No właśnie chciałem napisać by podał choć JRG to sprawdzimy , może jakiś specjalny test wiedzy załatwimy w czasie kontroli by w przyspieszonym trybie awansował – wszystko do załatwienia  .

Takiego kolegę, z PA  który chciał szkolić OSP odpłatnie z tego forum już namierzyłem po jednym dniu  a , że bardzo brzydko mówił również o kolegach Naczelnikach z OSP na jego rejonie , to grzecznie spytałem  na najbliższej odprawie zainteresowanych czy mieli okazję już służyć pod rozkazami – jak się okazało niekoniecznie heeeeee

Więc wszystko do załatwienia – wartościowych ludzi zawsze mogę promować  -_-

Sam temat ewakuacji na razie pozostawiam dalszej dyskusji . Śledzę wytrwale – dla poszukiwaczy historii chciał bym tylko dopowiedzieć , że prowadziliśmy kiedyś bardzo ciekawą dyskusję z @Hazmat w temacie i trochę ciekawych wniosków tam było .

Pozdrawiam MIKO   

Offline pegaz1983

  • Początkujący
  • *
  • Wiadomości: 15
Odp: Ewakuacja z bloku. jak to powinno być...
« Odpowiedź #26 dnia: Styczeń 09, 2009, 21:57:12 »
od 11 lat jestem w osp czyli  członkiem obecnie a to nie znaczy ze tyle lat biorę udział w akcjach. Posiadam stopię naczelnika , i to upoważnia mnie do dowodzenia akcja gaśnicza . A analfabeta to osoba która nie umie pisać a nie osoba która robi błędy   i gdzie pańska  inteligencja panie madmax 29 . a co o jazdy na akcje w wieku 15 lat to w osp i tak sie zdarza a ja mialem 17 gdy pojechałem na pierwsza akcje. pozdrawiam

Offline Kuba85

  • Bywalec
  • *
  • Wiadomości: 24
Odp: Ewakuacja z bloku. jak to powinno być...
« Odpowiedź #27 dnia: Styczeń 09, 2009, 22:34:09 »
Panowie. tak czytam Wasze biadolenie nie na temat. Może spróbuje swoich sił i pójdę w Wasze ślady i zacznę również podejrzewać... Chociaż spróbuje bo weteranem nie jestem tak jak Wy. I  dodam, że słabo z nami jak bałaganiarzy przyjmują,.  apel do moderatora. zrób Panie jakiś ordnung...

Offline MIKO

  • Global Moderator
  • *
  • Wiadomości: 4.300
Odp: Ewakuacja z bloku. jak to powinno być...
« Odpowiedź #28 dnia: Styczeń 09, 2009, 22:42:41 »
Na razie spoko to tak na rozluźnienie było , ale liczę że wrócimy do dyskusji 

Offline Kuba85

  • Bywalec
  • *
  • Wiadomości: 24
Odp: Ewakuacja z bloku. jak to powinno być...
« Odpowiedź #29 dnia: Styczeń 09, 2009, 22:48:07 »
na privie sie rozluźniajcie różnokolorowymi tekstami. a apel nie był Miko do Ciebie tylko do Witolda.

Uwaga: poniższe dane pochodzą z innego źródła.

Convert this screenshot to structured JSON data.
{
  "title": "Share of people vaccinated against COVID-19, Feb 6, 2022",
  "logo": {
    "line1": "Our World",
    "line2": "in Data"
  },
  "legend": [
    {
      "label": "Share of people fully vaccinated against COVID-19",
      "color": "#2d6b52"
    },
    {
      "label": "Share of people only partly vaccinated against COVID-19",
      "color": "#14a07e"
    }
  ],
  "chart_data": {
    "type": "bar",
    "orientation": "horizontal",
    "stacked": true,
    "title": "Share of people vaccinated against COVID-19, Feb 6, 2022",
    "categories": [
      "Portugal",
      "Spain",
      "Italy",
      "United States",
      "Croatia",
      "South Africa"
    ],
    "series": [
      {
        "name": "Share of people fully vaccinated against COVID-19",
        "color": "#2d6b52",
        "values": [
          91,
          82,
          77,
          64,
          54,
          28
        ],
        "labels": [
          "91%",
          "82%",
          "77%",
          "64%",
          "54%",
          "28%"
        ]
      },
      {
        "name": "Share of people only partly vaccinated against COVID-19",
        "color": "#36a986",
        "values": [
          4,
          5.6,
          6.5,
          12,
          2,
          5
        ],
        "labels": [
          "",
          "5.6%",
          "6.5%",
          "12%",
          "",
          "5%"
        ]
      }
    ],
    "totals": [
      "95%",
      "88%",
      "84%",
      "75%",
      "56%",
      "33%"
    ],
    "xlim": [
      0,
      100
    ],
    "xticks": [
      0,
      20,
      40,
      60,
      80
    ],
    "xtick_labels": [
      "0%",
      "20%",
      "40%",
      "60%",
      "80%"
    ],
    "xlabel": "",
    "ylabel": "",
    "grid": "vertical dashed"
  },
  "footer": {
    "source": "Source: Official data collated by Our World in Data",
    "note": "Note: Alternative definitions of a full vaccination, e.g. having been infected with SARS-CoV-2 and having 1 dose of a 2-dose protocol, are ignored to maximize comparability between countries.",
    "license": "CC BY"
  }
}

Szanowny kolego , jesteś tu nowy więc po pierwsze przeczytaj regulamin :

19.   Jeśli nie jesteś moderatorem nie interweniuj gdy spotkasz się z nieregulaminowymi wypowiedziami innych użytkowników. Sytuację taką niezwłocznie zgłoś do moderatorów korzystając z opcji „Zgłoś do moderatora”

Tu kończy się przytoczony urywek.